"Cette page, il faut la tourner. Ce Mondial, il était temps qu'il s'arrête pour nous", a déclaré sur TF1 M. Escalettes qui parlait depuis Bloemfontein, alors que les Bleus ont terminé le tournoi à la dernière place du groupe A, avec un match nul et de deux défaites au compteur.

"Le piètre résultat sportif, un point sur neuf et pas une seule victoire, je retiens cela", a-t-il ajouté. Interrogé sur l'analyse qu'il faisait de ce fiasco, le président de la FFF a estimé qu'il fallait "faire un bilan sans complaisance" concernant ses causes.

Il a toutefois refusé de tirer des conclusions pour le moment, expliquant qu'il attendait la prochaine réunion du Conseil fédéral, prévue début juillet, pour cela. "Il n'y a pas le feu. On ne va pas prendre une décision d'ici demain qui serait regrettée, ridicule", a souligné le président, ajoutant: "Le président ne sera exempt de l'analyse, ni le conseil fédéral, ni le club France, ni l'entraîneur, ni les joueurs, ni le staff médical. Tout le monde sera sur la sellette et aura à donner des explications".

Concernant sa propre situation à la tête de la FFF, M. Escalettes a déclaré que "la démission d'un président est une décision personnelle". "Si j'étais mis en minorité par l'Assemblée fédérale, il n'y aurait pas à réfléchir. Ce n'est pas dans ma nature d'abandonner le navire en perdition", a-t-il poursuivi.

Revenant sur la grève de l'entraînement décrétée par les joueurs dimanche, au lendemain de l'exclusion de l'équipe de Nicolas Anelka, il s'est dit "meurtri" par ce qui s'est passé, jugeant que "le football français a fait honte à son pays".

"J'ai fait tout pour l'éviter. J'ai tout dit aux joueurs et je n'étais pas le seul. Je leur ai expliqué les dégâts, les dangers, l'avenir mais je n'ai pas été entendu", a regretté M. Escalettes.

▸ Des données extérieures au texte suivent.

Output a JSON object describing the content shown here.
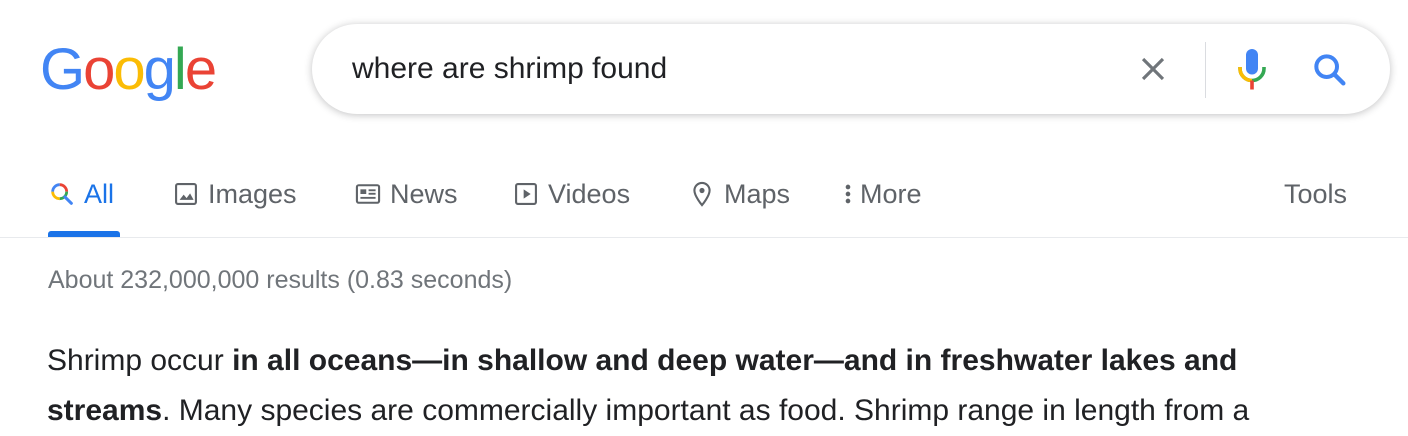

"Je ne vais pas mettre tous les joueurs dans la responsabilité de cet évènements. Il y a à trouver, là aussi, quels sont les responsables", a-t-il prévenu. Anticipant l'avenir de l'équipe de France, il a souhaité que l'échec des Bleus en Afrique du Sud débouche sur "une reconstruction".

"Elle se fera autour de Laurent Blanc, de Jean-Louis Gasset, de l'équipe qu'il mettra en place avec nous, de la gouvernance qu'il voudra pour cette équipe de France", a-t-il détaillé. "J'ai confiance en Laurent. J'ai confiance dans la maîtrise de cette homme, grand joueur, grand entraîneur, mais je sais qu'il aura du pain sur la planche", a ajouté Jean-Pierre Escalettes.

"50 ans de valeurs écroulées"

Jean-Pierre Escalettes s'est dit bien plus consterné par "le psychodrame du week-end", avec lequel "50 ans de valeurs se sont écroulées", que par les résultats sportifs de l'équipe de France.

"Ce qui me consterne le plus, c'est le psychodrame de ce week-end, où 50 ans de valeurs se sont écroulées, j'ai pensé à ce moment là, devant cette honte, ce que le football avait provoqué, c'est grave, pour la France, les éducateurs, les bénévoles, les partenaires, les supporters, qui nous font confiance, c'est encore plus grave que les mauvais résultats sportifs", a expliqué M. Escalettes après l'élimination de l'équipe de France.

"Le football français a des bases solides, il y aura un nouvel encadrement, ce ne sera pas la même équipe, pas le même coach, il y aura un véritable changement: j'ai totalement confiance en Laurent Blanc pour reconstruire, la tâche sera difficile, mais il n'en a pas peur", a conclu le dirigeant.

Le week-end avait été marqué par la révélation dans L'Equipe des insultes lancées par Nicolas Anelka au sélectionneur à la mi-temps de France-Mexique, le renvoi du joueur, puis la grève à l'entraînement des joueurs en solidarité avec l'attaquant exclu.